What behaviour had been brought on by indulging in pot
behind my back and what was his own way of wounded relating (which in hindsight
was narcissistic) I did not know. Again, I did not have the tools to cope with
this new and strange situation, simply getting on with my own life and after
about two years working in catering, I decided to better myself and take some
evening classes and then a full time Art Class. The fact that he punched me the
day before my interview at art school was bewildering to me. Now I realise it
was the behaviour of a control freak. I did not have the emotional capacity to
leave. I kept wishing and hoping he’d change (a sure sign of co-dependency).

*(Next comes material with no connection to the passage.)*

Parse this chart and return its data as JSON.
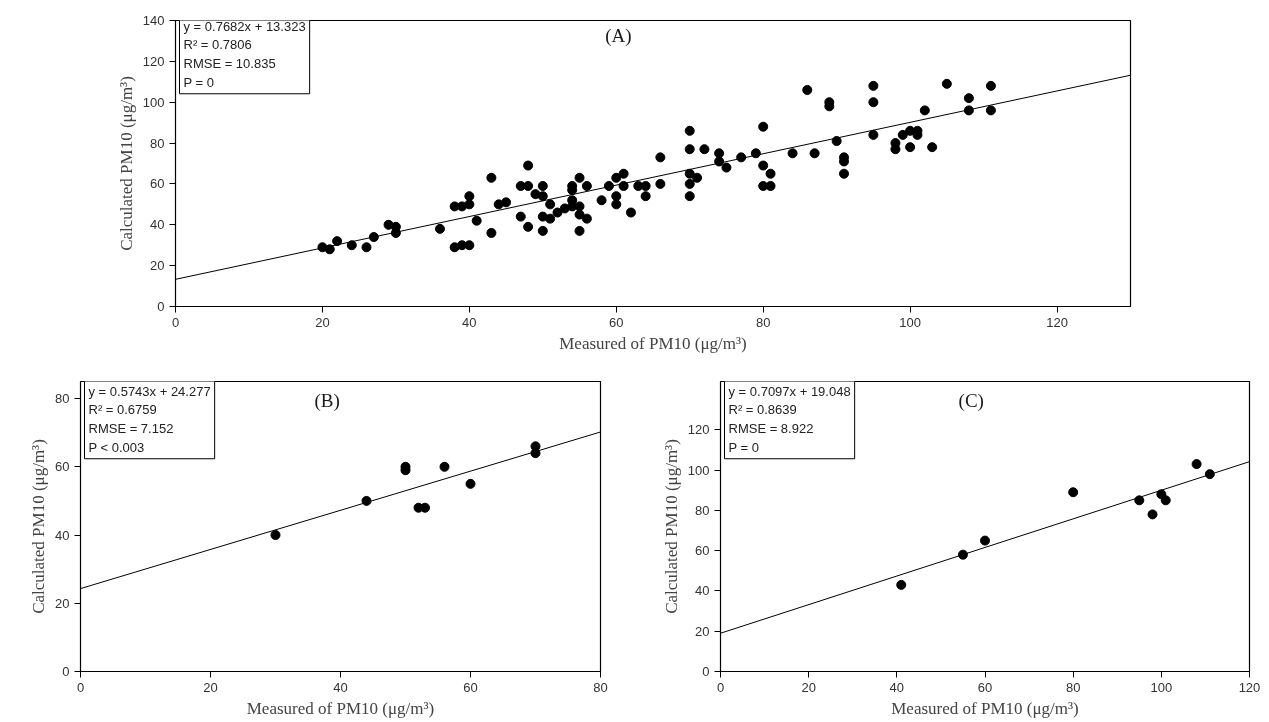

Three years later he still had not changed but somehow, I managed to leave. I
rented a room in a shared house in North London. And a friend gave me the book
‘Women Who Love Too Much’ by Robin Norwood. Again, a book was to change my
life.
In it I learned how we can be addicted to another
person. Your focus on the other person serves as a distraction from your own
pain and unresolved issues. You crave the other like a drug. Even though they
mis treat you, you crave being with them and the idea of not being with them is
unthinkable. The other may be married or an addict, or abusive to you
physically or emotionally. Overbearing, critical, needy and selfish. They may
be nice some of the time but often ignore you, your wants and needs, in subtle
or overt ways. They could be manipulative, subtly aggressive, or in unspoken
ways suggesting your course of action, choice of clothes, friends or work for
example.
I was overjoyed to have the information and healing
tools I had been praying for. I joined a self-help support group for other co-dependent
women, and, as a recovered compulsive eater I started researching setting up my own workshops for eating
disorder recovery. I approached the Womens’ Therapy Centre in North London, and
started to sit in on a nine-month support group for compulsive eating women
with a view to set up my own support groups the following year. Which I did.